What youll be doing:
Design and develop an automation platform used to provision, configure, and monitor HPC data centers.
Implement scalable, reliable, and maintainable services that enhance cluster visibility and improve operational efficiency.
Collaborate closely with internal and external stakeholders to understand requirements and deliver robust full-cycle solutions.
Improve stability and performance across the provisioning pipeline through architectural enhancements and code optimizations.
Troubleshoot issues in distributed environments and contribute to system observability and reliability improvements.
Work cross-functionally with architects, DevOps engineers, product managers and stakeholders to ensure high-quality releases.
Participate in code reviews, technical design discussions, and continuous improvement activities within the team.
Requirements: What we need to see:
B.Sc. in Computer Science, Engineering, or a related field (or equivalent practical experience).
5+ years of strong hands-on experience on Linux-based platforms.
Proficient scripting and automation skills (Bash, Python, Ansible).
Background in DevOps and Network Engineering practices.
Hands-on experience with large-scale network architectures, switches/routers, OVS, SR-IOV, and network operating/management systems.
Networking expertise: Ethernet, VLANs, TCP/UDP/IP, QoS, L2/L3 protocols, BGP, EVPN/VXLAN, and common network topologies.

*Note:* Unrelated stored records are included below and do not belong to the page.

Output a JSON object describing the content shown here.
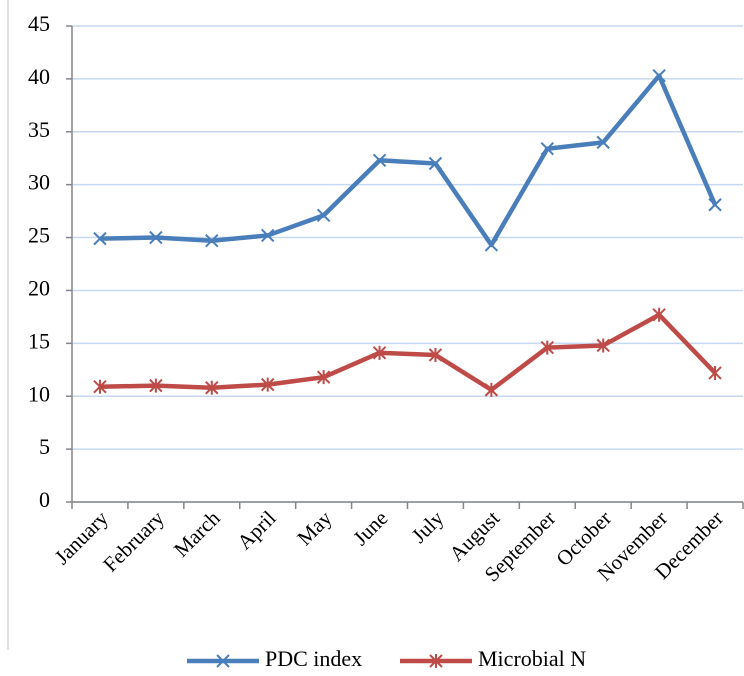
{
  "chart_data": {
    "type": "line",
    "categories": [
      "January",
      "February",
      "March",
      "April",
      "May",
      "June",
      "July",
      "August",
      "September",
      "October",
      "November",
      "December"
    ],
    "series": [
      {
        "name": "PDC index",
        "color": "#4a7ebb",
        "marker": "x",
        "values": [
          24.9,
          25.0,
          24.7,
          25.2,
          27.1,
          32.3,
          32.0,
          24.3,
          33.4,
          34.0,
          40.3,
          28.1
        ]
      },
      {
        "name": "Microbial N",
        "color": "#be4b48",
        "marker": "star",
        "values": [
          10.9,
          11.0,
          10.8,
          11.1,
          11.8,
          14.1,
          13.9,
          10.6,
          14.6,
          14.8,
          17.7,
          12.2
        ]
      }
    ],
    "ylim": [
      0,
      45
    ],
    "yticks": [
      0,
      5,
      10,
      15,
      20,
      25,
      30,
      35,
      40,
      45
    ],
    "grid": true,
    "legend": "bottom"
  }
}
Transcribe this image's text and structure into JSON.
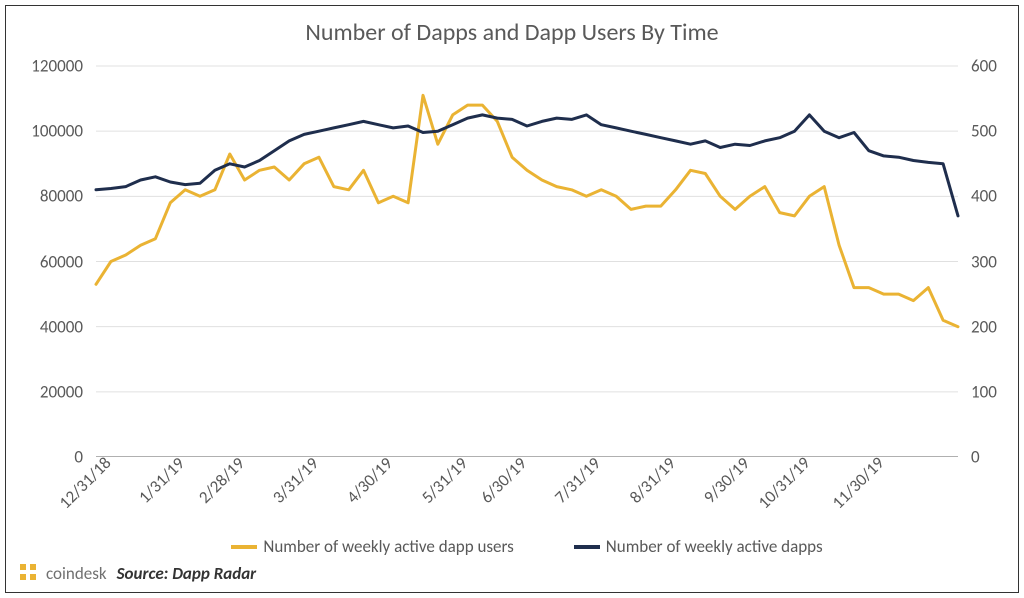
{
  "chart": {
    "type": "line-dual-axis",
    "title": "Number of Dapps and Dapp Users By Time",
    "title_fontsize": 24,
    "title_color": "#595959",
    "background_color": "#ffffff",
    "border_color": "#333333",
    "grid_color": "#e0e0e0",
    "axis_label_color": "#595959",
    "axis_label_fontsize": 17,
    "x": {
      "ticks": [
        "12/31/18",
        "1/31/19",
        "2/28/19",
        "3/31/19",
        "4/30/19",
        "5/31/19",
        "6/30/19",
        "7/31/19",
        "8/31/19",
        "9/30/19",
        "10/31/19",
        "11/30/19"
      ],
      "rotation_deg": -45
    },
    "y_left": {
      "lim": [
        0,
        120000
      ],
      "tick_step": 20000,
      "ticks": [
        0,
        20000,
        40000,
        60000,
        80000,
        100000,
        120000
      ]
    },
    "y_right": {
      "lim": [
        0,
        600
      ],
      "tick_step": 100,
      "ticks": [
        0,
        100,
        200,
        300,
        400,
        500,
        600
      ]
    },
    "series": {
      "users": {
        "label": "Number of weekly active dapp users",
        "axis": "left",
        "color": "#eab333",
        "line_width": 3,
        "values": [
          53000,
          60000,
          62000,
          65000,
          67000,
          78000,
          82000,
          80000,
          82000,
          93000,
          85000,
          88000,
          89000,
          85000,
          90000,
          92000,
          83000,
          82000,
          88000,
          78000,
          80000,
          78000,
          111000,
          96000,
          105000,
          108000,
          108000,
          103000,
          92000,
          88000,
          85000,
          83000,
          82000,
          80000,
          82000,
          80000,
          76000,
          77000,
          77000,
          82000,
          88000,
          87000,
          80000,
          76000,
          80000,
          83000,
          75000,
          74000,
          80000,
          83000,
          65000,
          52000,
          52000,
          50000,
          50000,
          48000,
          52000,
          42000,
          40000
        ]
      },
      "dapps": {
        "label": "Number of weekly active dapps",
        "axis": "right",
        "color": "#1f2e4d",
        "line_width": 3,
        "values": [
          410,
          412,
          415,
          425,
          430,
          422,
          418,
          420,
          440,
          450,
          445,
          455,
          470,
          485,
          495,
          500,
          505,
          510,
          515,
          510,
          505,
          508,
          498,
          500,
          510,
          520,
          525,
          520,
          518,
          508,
          515,
          520,
          518,
          525,
          510,
          505,
          500,
          495,
          490,
          485,
          480,
          485,
          475,
          480,
          478,
          485,
          490,
          500,
          525,
          500,
          490,
          498,
          470,
          462,
          460,
          455,
          452,
          450,
          370
        ]
      }
    },
    "legend": {
      "position": "bottom",
      "items": [
        "users",
        "dapps"
      ]
    }
  },
  "footer": {
    "brand": "coindesk",
    "brand_color": "#707070",
    "brand_icon_color": "#eab333",
    "source_label": "Source: Dapp Radar"
  }
}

Practical experience with containers and cloud-native technologies (Docker, Kubernetes) and networking performance.
Experience with version control systems (Git) and CI/CD pipelines.
Independent, fast learner with strong ownership mindset, excellent debugging and problem-solving skills, and effective communication abilities.
Ways to stand out from the crowd:
Experience as Team Lead/ Scrum master or similar leadership role.
Experience in planning, tracking, and delivering projects.
Familiarity with DevOps methodologies and tools (e.g., Jenkins, Ansible).
Hands-on experience with Docker and containerized environments.
Experience with agentic AI development.
This position is open to all candidates.